Gordon J. Reykdal, CEO of Cash Store Financial is taking home nearly $2.3 million in pay and bonuses this year thanks to record profits in the payday loan industry. His son, Barret J. Reykdal, who serves as president of the company, earned $720,761. The information is contained in a management information circular released this week.
As of September 1st, the publicly traded company had 22 payday outlets in Nova Scotia, more than half the provincial total. It operates under the names The Cash Store and Instaloans and charges $31 per $100 on its short-term loans, the maximum allowed under Nova Scotia regulations. A recent Coast cover story reported that people who borrow $300 at that rate would have to repay $393 out of their next paycheque.
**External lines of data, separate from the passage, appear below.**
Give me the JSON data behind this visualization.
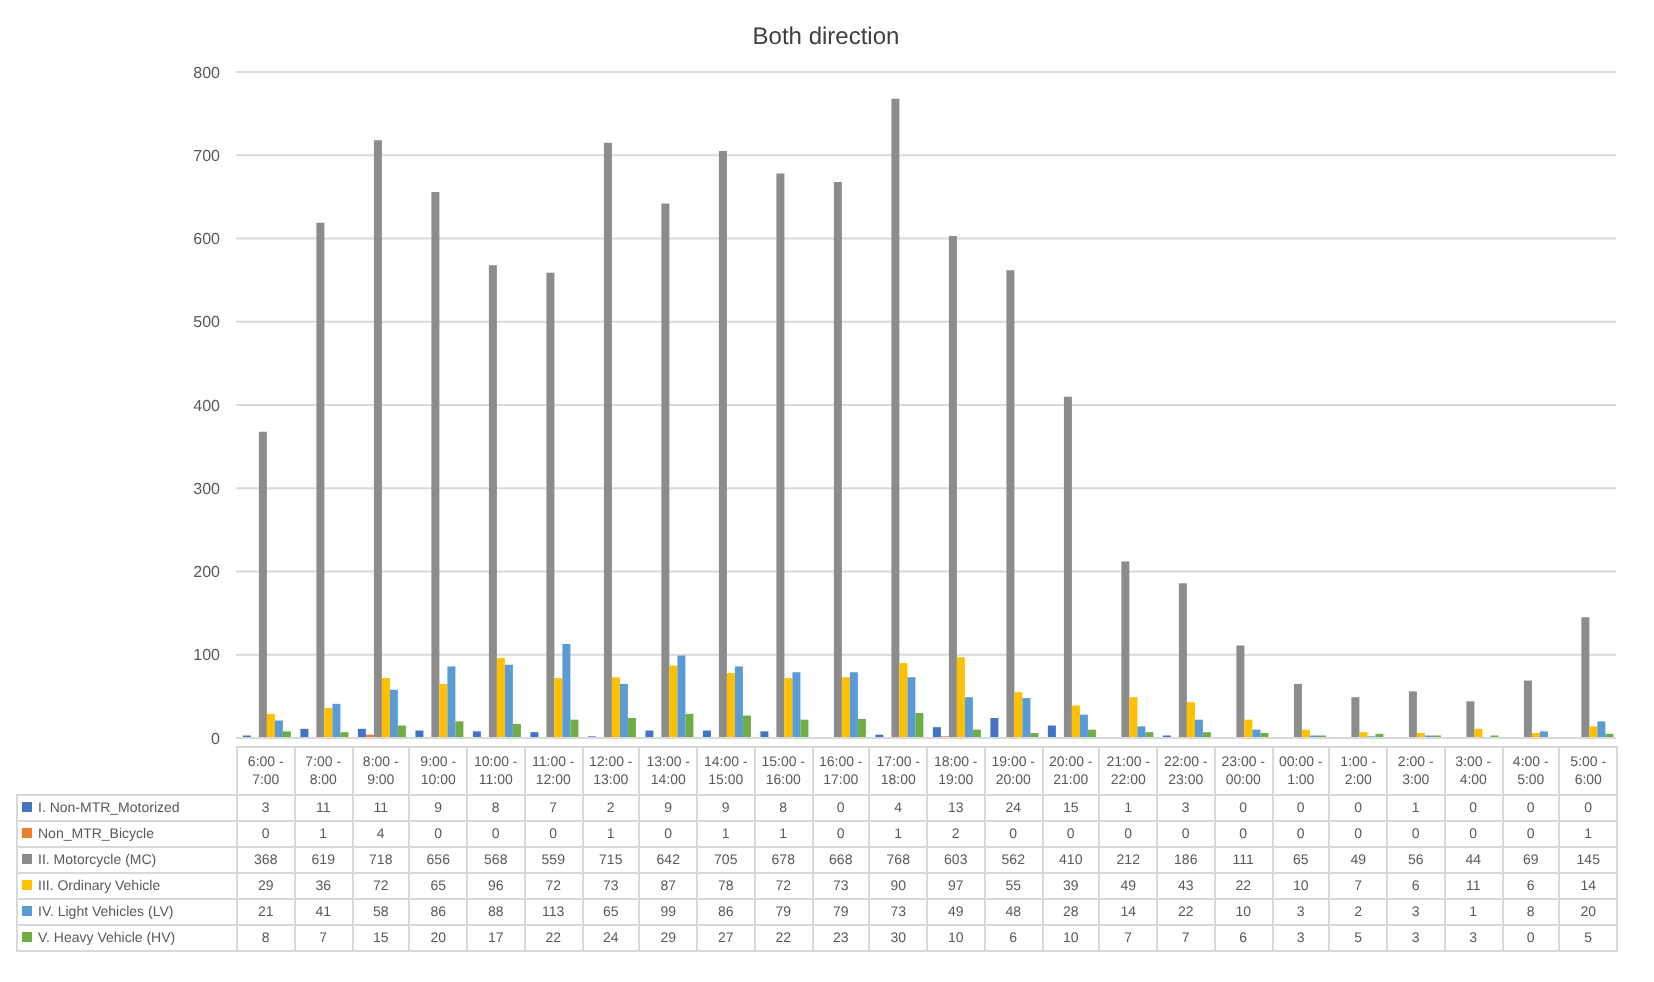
{
  "chart_data": {
    "type": "bar",
    "title": "Both direction",
    "categories": [
      "6:00 - 7:00",
      "7:00 - 8:00",
      "8:00 - 9:00",
      "9:00 - 10:00",
      "10:00 - 11:00",
      "11:00 - 12:00",
      "12:00 - 13:00",
      "13:00 - 14:00",
      "14:00 - 15:00",
      "15:00 - 16:00",
      "16:00 - 17:00",
      "17:00 - 18:00",
      "18:00 - 19:00",
      "19:00 - 20:00",
      "20:00 - 21:00",
      "21:00 - 22:00",
      "22:00 - 23:00",
      "23:00 - 00:00",
      "00:00 - 1:00",
      "1:00 - 2:00",
      "2:00 - 3:00",
      "3:00 - 4:00",
      "4:00 - 5:00",
      "5:00 - 6:00"
    ],
    "series": [
      {
        "name": "I. Non-MTR_Motorized",
        "color": "#4472c4",
        "values": [
          3,
          11,
          11,
          9,
          8,
          7,
          2,
          9,
          9,
          8,
          0,
          4,
          13,
          24,
          15,
          1,
          3,
          0,
          0,
          0,
          1,
          0,
          0,
          0
        ]
      },
      {
        "name": "Non_MTR_Bicycle",
        "color": "#ed7d31",
        "values": [
          0,
          1,
          4,
          0,
          0,
          0,
          1,
          0,
          1,
          1,
          0,
          1,
          2,
          0,
          0,
          0,
          0,
          0,
          0,
          0,
          0,
          0,
          0,
          1
        ]
      },
      {
        "name": "II. Motorcycle (MC)",
        "color": "#8c8c8c",
        "values": [
          368,
          619,
          718,
          656,
          568,
          559,
          715,
          642,
          705,
          678,
          668,
          768,
          603,
          562,
          410,
          212,
          186,
          111,
          65,
          49,
          56,
          44,
          69,
          145
        ]
      },
      {
        "name": "III. Ordinary Vehicle",
        "color": "#ffc000",
        "values": [
          29,
          36,
          72,
          65,
          96,
          72,
          73,
          87,
          78,
          72,
          73,
          90,
          97,
          55,
          39,
          49,
          43,
          22,
          10,
          7,
          6,
          11,
          6,
          14
        ]
      },
      {
        "name": "IV. Light Vehicles (LV)",
        "color": "#5b9bd5",
        "values": [
          21,
          41,
          58,
          86,
          88,
          113,
          65,
          99,
          86,
          79,
          79,
          73,
          49,
          48,
          28,
          14,
          22,
          10,
          3,
          2,
          3,
          1,
          8,
          20
        ]
      },
      {
        "name": "V. Heavy Vehicle (HV)",
        "color": "#70ad47",
        "values": [
          8,
          7,
          15,
          20,
          17,
          22,
          24,
          29,
          27,
          22,
          23,
          30,
          10,
          6,
          10,
          7,
          7,
          6,
          3,
          5,
          3,
          3,
          0,
          5
        ]
      }
    ],
    "ylim": [
      0,
      800
    ],
    "yticks": [
      0,
      100,
      200,
      300,
      400,
      500,
      600,
      700,
      800
    ],
    "grid": "y",
    "legend": "bottom",
    "data_labels": true
  }
}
Cash Store Financial released figures last month showing the Alberta-based company took in record quarterly revenues of nearly $50 million in the three months ending September 30th — up almost 20 percent over the year before. The company’s net income in the same period was up 37.5 percent to $7.7 million from $5.6 million the year before. The figures also showed that the company opened 120 new outlets in just over a year for a Canada-wide total of 544.
Last month during public hearings on the payday loan industry, Gordon Reykdal urged the Nova Scotia Utility and Review Board not to lower the $31 per $100 maximum rate — the highest in the country. Consumer advocate David Roberts argued that Nova Scotia should adopt the Ontario rate of $21 per $100. So far, the UARB has not released its decision. Money Mart, The Cash Store’s main competitor, charges $19.50 per $100.
A rate of $31 works out to more than 800 percent in annual interest and fees compared to an annual rate of around 36 percent on credit card advances, 21 percent for bank account overdraft protection or 10 percent on a bank line of credit.